Jimmy’s face expressed satire.
“A year and a month!” he repeated. “Is that all? Then it can’t be much good yet, can it?”
“It can’t box or do exercise as you can. You are getting broad.”
“Rather! Box? I should think not! A kid of a year old boxing! I should like to see it with Jenkins.”
He begin to giggle. By the time Mrs. Clarke returned and they sat down to the real jam tea, the ice was in fragments.
“I believe you were right, mater, and it was all the kid that prevented Mr. Leith from sticking to his promise,” Jimmy announced, as he helped Dion to “the strawberry,” with a liberality which betokened an affection steadfast even under the stress of blighting circumstances.
“Of course I was right,” returned his mother gravely.
Dion was rather glad that she looked away from him as she said it.

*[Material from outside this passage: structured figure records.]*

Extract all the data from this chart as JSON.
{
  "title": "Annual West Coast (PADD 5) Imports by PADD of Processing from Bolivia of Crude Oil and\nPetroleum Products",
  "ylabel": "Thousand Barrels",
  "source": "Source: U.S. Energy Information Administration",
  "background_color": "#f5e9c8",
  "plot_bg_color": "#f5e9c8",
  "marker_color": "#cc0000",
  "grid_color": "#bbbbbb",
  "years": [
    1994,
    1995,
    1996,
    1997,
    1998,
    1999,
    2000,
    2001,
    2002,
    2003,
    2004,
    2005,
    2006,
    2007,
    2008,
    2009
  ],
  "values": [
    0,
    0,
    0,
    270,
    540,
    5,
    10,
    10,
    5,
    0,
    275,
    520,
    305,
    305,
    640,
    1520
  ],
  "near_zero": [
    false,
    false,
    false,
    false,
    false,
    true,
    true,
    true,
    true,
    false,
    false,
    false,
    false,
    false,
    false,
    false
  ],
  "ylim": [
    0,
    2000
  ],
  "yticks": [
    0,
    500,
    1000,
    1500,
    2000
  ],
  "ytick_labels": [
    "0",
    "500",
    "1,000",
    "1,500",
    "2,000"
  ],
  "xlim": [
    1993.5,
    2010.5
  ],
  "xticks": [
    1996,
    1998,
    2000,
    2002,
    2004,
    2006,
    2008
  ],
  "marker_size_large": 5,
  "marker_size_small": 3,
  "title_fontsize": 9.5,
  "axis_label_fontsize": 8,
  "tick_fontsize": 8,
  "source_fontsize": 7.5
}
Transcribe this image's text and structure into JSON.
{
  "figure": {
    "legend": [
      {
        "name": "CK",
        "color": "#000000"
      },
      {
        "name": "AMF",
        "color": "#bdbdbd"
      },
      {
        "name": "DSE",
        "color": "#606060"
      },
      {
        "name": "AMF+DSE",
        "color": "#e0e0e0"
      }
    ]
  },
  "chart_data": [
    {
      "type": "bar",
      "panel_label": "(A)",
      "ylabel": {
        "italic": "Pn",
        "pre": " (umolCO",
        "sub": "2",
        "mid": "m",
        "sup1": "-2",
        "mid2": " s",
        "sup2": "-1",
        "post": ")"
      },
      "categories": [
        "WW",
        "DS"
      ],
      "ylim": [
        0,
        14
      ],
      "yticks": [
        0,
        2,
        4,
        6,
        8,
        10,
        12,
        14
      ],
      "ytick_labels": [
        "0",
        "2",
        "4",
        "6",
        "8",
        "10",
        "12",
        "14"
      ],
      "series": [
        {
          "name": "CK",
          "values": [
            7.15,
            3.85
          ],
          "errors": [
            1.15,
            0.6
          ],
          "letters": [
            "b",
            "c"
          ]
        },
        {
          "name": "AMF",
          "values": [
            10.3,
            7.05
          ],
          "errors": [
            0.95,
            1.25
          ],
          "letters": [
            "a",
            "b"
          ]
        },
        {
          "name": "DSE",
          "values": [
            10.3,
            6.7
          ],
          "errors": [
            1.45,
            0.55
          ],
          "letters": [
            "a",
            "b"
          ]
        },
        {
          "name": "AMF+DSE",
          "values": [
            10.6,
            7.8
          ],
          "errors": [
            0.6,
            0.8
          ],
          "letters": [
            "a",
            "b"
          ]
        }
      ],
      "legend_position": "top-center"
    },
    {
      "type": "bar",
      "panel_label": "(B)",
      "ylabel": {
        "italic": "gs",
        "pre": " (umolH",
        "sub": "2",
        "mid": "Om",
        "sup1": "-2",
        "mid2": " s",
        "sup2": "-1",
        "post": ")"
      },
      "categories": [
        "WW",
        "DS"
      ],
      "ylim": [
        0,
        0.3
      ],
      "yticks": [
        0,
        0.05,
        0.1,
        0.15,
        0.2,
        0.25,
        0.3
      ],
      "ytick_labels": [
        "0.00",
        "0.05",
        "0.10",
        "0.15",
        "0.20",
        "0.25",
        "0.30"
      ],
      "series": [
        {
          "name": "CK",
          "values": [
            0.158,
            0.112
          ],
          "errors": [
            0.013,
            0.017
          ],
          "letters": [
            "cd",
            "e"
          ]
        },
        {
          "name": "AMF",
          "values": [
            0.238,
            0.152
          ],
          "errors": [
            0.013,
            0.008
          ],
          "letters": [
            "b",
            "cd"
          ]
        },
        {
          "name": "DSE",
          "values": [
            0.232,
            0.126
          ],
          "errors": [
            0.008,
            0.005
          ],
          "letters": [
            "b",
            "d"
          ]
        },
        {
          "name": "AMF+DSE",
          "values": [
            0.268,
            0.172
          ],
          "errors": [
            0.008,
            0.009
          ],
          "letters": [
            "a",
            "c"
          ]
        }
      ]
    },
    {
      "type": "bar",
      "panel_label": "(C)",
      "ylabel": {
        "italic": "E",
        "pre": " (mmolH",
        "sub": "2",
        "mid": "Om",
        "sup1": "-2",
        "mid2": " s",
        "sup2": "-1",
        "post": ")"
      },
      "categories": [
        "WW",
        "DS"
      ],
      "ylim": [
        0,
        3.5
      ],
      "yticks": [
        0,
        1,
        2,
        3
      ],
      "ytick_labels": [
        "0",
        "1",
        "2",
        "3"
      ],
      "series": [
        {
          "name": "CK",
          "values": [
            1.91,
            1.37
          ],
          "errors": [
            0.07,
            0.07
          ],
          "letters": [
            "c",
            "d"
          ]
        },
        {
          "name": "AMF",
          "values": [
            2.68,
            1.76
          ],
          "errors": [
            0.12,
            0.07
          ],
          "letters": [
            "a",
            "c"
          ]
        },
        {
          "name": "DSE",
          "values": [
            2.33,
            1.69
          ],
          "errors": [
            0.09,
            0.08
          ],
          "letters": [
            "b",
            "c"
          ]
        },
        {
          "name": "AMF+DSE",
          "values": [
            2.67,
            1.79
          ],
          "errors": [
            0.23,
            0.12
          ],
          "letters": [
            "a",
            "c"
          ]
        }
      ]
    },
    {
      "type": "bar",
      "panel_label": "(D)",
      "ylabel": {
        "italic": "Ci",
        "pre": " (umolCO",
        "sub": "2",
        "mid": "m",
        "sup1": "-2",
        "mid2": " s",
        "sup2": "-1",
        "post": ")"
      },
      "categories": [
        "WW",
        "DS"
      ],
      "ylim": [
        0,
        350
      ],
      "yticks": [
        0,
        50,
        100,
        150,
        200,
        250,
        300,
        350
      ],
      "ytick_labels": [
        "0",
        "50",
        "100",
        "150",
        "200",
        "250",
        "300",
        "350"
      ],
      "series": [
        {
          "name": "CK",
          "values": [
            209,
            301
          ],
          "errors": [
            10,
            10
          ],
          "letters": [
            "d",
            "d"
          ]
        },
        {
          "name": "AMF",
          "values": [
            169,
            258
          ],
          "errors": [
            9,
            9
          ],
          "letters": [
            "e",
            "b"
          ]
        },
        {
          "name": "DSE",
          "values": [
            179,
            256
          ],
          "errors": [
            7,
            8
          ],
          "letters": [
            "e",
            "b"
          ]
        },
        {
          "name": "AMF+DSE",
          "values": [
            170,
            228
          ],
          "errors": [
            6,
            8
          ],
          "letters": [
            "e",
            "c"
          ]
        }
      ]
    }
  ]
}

Her manner to him was unchanged. Evidently she was a woman not quick to take offense. He liked that absence of all “touchiness” from her, and felt that a man could rest comfortably on her good breeding. But this very good breeding increased within him a sense of discomfort which amounted almost to guilt. He tried to smother it by being very jolly with Jimmy, to whom he devoted most of his attention. When tea was over Mrs. Clarke said to her son:
“Now, Jimmy, you must go away for a little while and let me have a talk with Mr. Leith.”
“Oh, mater, that’s not fair. Mr. Leith’s my pal. Aren’t you, Mr. Leith? Why, even Jenkins says—”
“I should rather think so. Why—”
“You shall see Mr. Leith again before he goes.”
He looked at his mother, suddenly became very grave, and went slowly out of the room. It was evident to Dion that Mrs. Clarke knew how to make people obey her when she was in earnest.